After Hangouts had been around for awhile, a team within Google+ decided to break off and recreate an app that was focus solely on messaging without the complication that video brought to the whole experience. The audience was of a younger age and the point of the app was going to be playfulness from the ground up. Much of the Motion Brand for this app was going to be gestural based, fluid interaction models and simple navigation. Everything considered, from the chatlist to the way video was recorded, was to be modeled towards deeper and more intuitive interactions.
The approach I was taking on the Motion Brand was to be interconnected to the way the UI/UX Design was playful and colorful. This wasn't to be a kids app, so the playfulness needed to be considered through that lens, but all the bits of motion needed to elevate the experience without making it comical or obnoxious. Motion Design can be delightful and elegant if done right. That was the target I was trying to hit.
As Mobile App Development was maturing, codebases were getting more sophisticated and engineering teams were getting more skilled at animated elements, there became a need for understanding more advanced approaches to gestural interactions. Most everything up to this point was tapping a static button and having it implement an action. Now that so many advancements had been made, gestural interactions became far more attainable, opening new ways of interaction with mobile experiences. In the example here, instead of just touching a button to control the video, I experimented with the idea of holding on to the button while dragging it out of the primary view to be able to stop the action when a user let go. This could prevent that awkwardness at the end of a video when the user is trying to find the button again to make the recording stop.
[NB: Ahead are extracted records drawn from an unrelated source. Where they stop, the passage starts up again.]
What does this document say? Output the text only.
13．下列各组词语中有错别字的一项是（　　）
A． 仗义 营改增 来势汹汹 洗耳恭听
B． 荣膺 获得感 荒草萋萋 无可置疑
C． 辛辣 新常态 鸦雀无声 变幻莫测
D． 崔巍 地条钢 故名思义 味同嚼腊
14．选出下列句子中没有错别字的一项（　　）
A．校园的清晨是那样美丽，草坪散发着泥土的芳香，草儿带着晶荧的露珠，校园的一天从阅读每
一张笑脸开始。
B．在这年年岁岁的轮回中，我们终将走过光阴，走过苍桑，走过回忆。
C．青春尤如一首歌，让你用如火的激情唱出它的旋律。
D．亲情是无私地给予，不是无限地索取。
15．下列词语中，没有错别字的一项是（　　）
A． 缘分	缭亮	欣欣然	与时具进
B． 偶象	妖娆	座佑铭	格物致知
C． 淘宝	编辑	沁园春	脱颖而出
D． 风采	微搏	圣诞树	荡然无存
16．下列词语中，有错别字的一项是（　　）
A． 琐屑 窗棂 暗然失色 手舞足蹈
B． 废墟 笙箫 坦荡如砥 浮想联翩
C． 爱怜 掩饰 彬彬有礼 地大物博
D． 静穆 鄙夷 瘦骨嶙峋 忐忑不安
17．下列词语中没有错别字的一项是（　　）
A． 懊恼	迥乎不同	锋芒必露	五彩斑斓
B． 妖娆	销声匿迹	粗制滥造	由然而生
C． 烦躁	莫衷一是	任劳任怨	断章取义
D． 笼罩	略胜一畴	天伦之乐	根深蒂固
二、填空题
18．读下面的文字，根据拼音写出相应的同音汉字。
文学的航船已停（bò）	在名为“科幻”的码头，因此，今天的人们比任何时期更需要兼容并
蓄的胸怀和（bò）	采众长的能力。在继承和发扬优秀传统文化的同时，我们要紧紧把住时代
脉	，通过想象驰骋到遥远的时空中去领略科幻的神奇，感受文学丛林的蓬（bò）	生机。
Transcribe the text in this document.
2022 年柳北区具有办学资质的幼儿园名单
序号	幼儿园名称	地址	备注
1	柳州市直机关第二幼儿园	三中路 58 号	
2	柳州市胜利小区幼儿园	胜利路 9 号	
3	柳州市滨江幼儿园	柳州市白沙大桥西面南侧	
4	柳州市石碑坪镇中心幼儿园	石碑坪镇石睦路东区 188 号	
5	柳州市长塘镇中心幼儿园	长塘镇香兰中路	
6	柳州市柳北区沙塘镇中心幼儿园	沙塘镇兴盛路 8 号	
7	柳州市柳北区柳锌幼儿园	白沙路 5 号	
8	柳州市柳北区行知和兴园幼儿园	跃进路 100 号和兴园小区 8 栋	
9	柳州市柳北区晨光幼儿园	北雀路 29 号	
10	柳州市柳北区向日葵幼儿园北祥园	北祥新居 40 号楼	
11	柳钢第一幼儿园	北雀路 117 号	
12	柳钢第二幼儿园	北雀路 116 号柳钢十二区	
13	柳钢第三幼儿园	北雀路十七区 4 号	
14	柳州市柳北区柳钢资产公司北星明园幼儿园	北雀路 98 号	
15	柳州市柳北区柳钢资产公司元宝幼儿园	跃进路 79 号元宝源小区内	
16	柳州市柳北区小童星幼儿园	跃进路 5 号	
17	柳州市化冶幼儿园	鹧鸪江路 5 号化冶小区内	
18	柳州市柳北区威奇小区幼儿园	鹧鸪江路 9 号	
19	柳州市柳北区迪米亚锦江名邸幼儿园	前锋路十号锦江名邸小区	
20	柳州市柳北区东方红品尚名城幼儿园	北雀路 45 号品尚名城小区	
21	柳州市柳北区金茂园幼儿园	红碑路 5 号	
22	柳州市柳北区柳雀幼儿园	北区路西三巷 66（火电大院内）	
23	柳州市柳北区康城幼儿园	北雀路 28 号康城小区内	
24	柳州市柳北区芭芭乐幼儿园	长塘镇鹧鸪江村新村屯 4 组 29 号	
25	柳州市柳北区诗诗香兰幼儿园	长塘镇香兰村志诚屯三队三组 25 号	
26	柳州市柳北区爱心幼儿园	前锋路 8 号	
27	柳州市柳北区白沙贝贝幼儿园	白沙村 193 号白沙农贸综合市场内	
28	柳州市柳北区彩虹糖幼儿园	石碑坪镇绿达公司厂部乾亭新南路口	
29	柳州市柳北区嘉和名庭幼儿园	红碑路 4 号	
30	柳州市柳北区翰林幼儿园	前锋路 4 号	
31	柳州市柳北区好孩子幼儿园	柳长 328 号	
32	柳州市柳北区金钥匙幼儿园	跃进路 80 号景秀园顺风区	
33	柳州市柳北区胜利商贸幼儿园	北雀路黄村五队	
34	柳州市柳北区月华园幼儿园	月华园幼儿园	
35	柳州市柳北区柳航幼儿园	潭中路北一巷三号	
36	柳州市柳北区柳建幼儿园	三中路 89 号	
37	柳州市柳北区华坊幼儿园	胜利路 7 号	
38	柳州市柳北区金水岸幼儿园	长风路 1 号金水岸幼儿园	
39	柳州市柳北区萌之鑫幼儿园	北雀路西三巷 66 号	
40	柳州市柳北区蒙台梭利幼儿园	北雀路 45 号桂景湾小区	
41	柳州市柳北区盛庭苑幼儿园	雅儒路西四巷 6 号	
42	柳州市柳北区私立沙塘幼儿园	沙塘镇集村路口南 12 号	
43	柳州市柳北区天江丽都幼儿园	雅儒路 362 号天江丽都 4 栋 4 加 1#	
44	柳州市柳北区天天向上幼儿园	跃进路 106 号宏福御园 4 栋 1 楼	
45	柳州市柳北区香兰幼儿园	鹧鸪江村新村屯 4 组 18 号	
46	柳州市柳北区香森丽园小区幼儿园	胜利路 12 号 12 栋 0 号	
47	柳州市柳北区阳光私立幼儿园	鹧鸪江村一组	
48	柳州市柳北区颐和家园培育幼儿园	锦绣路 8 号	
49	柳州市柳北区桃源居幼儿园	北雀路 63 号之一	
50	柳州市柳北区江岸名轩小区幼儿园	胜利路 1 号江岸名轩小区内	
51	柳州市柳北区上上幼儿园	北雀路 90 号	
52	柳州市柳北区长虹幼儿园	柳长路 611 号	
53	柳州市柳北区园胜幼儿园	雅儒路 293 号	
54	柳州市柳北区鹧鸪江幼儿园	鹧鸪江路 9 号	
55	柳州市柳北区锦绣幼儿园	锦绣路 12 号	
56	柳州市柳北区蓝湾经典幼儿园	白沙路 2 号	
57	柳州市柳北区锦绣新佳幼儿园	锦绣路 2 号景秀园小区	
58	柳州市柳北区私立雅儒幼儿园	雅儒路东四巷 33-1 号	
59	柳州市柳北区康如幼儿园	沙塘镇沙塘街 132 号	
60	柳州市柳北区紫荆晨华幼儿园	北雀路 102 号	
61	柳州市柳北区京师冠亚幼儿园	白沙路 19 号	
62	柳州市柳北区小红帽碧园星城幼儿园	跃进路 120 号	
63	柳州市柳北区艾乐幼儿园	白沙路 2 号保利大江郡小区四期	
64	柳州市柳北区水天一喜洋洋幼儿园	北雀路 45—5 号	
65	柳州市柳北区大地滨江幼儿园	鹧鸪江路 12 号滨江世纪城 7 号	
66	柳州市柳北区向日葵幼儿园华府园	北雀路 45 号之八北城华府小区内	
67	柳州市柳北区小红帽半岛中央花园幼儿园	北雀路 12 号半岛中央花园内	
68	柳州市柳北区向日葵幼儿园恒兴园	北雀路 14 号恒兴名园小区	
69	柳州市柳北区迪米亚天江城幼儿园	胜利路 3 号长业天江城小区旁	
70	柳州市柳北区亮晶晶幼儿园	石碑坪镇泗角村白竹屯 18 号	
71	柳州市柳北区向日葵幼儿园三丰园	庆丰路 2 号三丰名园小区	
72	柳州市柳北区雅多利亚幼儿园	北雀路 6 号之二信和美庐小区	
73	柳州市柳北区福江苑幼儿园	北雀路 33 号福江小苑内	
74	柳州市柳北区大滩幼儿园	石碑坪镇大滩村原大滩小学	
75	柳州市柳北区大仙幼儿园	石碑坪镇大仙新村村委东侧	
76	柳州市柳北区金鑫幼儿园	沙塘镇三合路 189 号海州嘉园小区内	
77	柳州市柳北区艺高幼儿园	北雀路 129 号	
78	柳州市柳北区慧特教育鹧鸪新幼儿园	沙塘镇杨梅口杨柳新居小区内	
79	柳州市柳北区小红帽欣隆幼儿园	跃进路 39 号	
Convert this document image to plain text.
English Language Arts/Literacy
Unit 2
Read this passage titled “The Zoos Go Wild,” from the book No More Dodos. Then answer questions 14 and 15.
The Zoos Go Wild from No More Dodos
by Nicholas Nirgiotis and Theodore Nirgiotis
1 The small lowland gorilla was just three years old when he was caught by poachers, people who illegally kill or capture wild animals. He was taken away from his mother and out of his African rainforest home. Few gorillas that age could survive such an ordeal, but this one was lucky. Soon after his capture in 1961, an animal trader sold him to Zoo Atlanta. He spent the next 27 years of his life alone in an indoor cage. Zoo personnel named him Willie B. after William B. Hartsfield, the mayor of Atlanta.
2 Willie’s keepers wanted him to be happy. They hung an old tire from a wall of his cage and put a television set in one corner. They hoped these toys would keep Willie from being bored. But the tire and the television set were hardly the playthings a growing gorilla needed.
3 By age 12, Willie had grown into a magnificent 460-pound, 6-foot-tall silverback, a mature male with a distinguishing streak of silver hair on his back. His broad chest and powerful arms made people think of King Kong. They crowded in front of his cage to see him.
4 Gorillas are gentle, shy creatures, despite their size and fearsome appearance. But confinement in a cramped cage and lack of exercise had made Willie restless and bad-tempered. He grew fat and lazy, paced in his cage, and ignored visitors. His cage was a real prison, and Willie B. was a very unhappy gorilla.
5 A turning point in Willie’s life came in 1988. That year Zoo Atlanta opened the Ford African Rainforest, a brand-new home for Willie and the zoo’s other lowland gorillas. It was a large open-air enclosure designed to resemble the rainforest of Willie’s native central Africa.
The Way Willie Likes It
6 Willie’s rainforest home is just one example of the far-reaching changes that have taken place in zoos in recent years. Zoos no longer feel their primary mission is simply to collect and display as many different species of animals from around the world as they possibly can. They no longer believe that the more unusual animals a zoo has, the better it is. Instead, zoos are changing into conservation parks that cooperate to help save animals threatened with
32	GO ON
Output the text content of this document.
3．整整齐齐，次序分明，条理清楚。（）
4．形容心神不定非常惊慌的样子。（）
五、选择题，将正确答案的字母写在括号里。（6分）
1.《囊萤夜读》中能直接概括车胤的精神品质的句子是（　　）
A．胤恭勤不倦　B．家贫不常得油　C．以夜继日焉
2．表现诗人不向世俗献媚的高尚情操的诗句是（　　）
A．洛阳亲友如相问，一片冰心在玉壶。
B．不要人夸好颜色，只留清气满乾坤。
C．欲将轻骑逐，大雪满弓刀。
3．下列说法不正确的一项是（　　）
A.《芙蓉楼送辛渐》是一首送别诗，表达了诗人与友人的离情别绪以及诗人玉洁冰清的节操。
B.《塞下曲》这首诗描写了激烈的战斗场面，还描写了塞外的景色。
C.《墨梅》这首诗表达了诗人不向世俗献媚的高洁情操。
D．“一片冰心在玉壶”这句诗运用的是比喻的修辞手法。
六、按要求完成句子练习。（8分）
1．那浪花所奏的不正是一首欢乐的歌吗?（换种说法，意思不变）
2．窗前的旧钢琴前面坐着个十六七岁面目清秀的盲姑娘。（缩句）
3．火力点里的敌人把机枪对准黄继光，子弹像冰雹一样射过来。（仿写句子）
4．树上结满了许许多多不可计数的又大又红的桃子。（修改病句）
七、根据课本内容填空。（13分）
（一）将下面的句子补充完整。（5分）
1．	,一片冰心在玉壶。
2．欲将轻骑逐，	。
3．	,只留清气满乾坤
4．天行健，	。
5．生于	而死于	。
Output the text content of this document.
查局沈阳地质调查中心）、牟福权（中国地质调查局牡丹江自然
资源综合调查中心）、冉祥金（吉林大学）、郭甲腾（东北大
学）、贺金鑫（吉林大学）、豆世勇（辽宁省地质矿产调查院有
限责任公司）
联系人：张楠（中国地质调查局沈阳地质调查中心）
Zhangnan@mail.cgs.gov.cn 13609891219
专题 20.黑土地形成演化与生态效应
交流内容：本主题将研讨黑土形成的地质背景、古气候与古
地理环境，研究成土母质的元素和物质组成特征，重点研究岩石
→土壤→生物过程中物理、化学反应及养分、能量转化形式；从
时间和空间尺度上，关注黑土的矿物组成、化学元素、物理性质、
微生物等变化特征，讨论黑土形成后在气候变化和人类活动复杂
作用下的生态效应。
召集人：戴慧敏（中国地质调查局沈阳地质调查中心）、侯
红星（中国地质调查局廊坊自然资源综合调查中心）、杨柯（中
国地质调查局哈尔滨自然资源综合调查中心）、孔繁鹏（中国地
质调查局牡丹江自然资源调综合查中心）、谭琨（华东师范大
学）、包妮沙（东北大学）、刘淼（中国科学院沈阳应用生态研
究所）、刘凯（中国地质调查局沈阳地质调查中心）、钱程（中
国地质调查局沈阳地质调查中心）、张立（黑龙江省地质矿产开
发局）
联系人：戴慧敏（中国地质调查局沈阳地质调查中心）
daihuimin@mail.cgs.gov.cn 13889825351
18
While studying this gestural space that was evolving, there was a pretty standard and stagnant approach of designing individual screens and utilizing straightforward slide transitions to move from one page to the next. This was straightforward in many ways, but had it's problems with apps that were not exactly linear as well as becoming pretty stale and predictable. One of the experiments I worked through was how to make a chatlist and a chat window feel fairly seamless from each other. Instead of having to go into a chat everytime a message was received, the user could 'peek' at what the message said and decide if they wanted to interact with it or leave it for later. These kinds of gestures were changing the ways apps were approached in the design process.